NimbusFeed reinforced a principle we apply across all our projects at Harbor: AI is most valuable when it reduces decisions, not when it makes them. NimbusFeed doesn’t decide what you should read. It reduces a list of 200 articles to a ranked 30, and then to a 5-minute digest. The user still chooses. The AI just removes the noise.

This pattern shows up in our other products too. VibeGuard doesn’t decide whether a code change is secure — it flags potential issues and explains why. SparkAI doesn’t decide how to respond to a Reddit mention — it surfaces the mention with context and sentiment. The best AI products we’ve built are filters, not decision-makers. They compress information, they don’t replace judgment.

RSS was the perfect proving ground for this philosophy.
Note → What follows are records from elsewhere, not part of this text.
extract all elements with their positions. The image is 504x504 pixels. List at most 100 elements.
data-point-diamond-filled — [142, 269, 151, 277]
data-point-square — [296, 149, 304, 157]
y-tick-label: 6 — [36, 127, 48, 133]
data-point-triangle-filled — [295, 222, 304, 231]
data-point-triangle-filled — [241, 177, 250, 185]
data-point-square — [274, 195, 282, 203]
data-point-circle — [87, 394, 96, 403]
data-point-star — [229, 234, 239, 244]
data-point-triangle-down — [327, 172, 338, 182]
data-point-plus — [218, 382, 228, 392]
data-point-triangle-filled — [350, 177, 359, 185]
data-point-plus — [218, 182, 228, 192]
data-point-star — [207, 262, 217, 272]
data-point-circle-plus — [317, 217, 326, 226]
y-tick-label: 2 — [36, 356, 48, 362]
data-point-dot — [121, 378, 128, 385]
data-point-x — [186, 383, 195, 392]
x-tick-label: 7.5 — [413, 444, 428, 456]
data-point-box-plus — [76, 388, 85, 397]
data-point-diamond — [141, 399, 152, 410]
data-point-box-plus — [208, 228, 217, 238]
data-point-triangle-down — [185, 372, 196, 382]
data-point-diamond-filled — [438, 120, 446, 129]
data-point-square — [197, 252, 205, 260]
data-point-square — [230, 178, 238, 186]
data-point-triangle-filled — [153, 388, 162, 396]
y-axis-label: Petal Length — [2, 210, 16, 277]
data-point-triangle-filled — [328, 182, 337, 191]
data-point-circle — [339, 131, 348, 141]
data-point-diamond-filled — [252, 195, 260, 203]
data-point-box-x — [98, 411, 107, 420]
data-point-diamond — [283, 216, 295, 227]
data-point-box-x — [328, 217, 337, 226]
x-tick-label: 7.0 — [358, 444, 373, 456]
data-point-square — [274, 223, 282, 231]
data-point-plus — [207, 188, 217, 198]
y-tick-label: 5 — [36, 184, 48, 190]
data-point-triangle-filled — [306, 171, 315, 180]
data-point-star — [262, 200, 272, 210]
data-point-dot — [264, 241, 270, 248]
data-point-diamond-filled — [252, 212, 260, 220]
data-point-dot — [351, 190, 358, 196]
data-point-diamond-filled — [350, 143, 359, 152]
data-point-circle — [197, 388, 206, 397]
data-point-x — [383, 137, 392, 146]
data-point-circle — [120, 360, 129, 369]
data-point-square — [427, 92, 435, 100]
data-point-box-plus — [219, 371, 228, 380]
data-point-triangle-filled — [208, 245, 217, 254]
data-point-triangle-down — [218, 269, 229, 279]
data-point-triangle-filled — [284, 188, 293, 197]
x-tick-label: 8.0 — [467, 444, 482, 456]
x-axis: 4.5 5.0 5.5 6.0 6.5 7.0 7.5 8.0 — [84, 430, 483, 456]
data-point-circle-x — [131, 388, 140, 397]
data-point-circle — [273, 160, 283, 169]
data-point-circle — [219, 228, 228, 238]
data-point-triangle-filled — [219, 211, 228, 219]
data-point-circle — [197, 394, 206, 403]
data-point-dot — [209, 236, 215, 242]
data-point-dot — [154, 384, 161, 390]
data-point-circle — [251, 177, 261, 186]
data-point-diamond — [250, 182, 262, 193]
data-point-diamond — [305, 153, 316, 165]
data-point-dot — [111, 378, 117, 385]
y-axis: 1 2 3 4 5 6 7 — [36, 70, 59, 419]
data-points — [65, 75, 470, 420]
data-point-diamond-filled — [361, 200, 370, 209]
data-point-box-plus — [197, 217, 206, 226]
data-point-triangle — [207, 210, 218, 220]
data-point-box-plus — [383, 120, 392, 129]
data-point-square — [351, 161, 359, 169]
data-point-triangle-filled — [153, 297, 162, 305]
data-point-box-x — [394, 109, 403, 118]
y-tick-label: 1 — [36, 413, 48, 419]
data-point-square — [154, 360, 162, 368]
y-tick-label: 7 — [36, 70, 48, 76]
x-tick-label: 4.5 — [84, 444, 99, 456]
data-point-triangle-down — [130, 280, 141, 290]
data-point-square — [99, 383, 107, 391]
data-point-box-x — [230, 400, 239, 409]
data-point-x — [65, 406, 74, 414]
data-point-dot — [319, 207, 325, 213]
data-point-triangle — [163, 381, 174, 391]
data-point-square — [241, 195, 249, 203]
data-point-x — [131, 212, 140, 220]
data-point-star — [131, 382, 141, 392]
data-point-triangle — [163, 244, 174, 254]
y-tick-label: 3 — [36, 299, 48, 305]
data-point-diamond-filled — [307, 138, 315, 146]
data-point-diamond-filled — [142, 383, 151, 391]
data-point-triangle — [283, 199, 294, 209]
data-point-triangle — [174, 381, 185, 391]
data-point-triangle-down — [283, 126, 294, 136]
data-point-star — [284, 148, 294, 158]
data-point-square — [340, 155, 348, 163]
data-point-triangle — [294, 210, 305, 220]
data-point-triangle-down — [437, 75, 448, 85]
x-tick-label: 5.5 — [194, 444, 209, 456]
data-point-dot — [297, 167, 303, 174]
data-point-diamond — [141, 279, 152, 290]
The content is there. The signal is buried in noise. The user’s time is finite. All we had to do was build a better filter. NimbusFeed is that filter, and the lessons we learned building it — about embedding pipelines, user profile management, cold start problems, and the surprising value of simple batch digest features — have shaped how we think about intelligence layers across every product we ship.

If you’re dealing with information overload in your own workflows — whether it’s RSS feeds, support tickets, log files, or market data — the pattern is the same: ingest, embed, rank, surface. The specific models and thresholds will vary, but the architecture translates cleanly. That’s the real takeaway from the NimbusFeed story: the hard part isn’t the AI. The hard part is building a system where the AI’s output is reliable enough and fast enough that users trust it with their daily workflow. Get that right, and the intelligence layer becomes invisible — which is exactly what good infrastructure should be.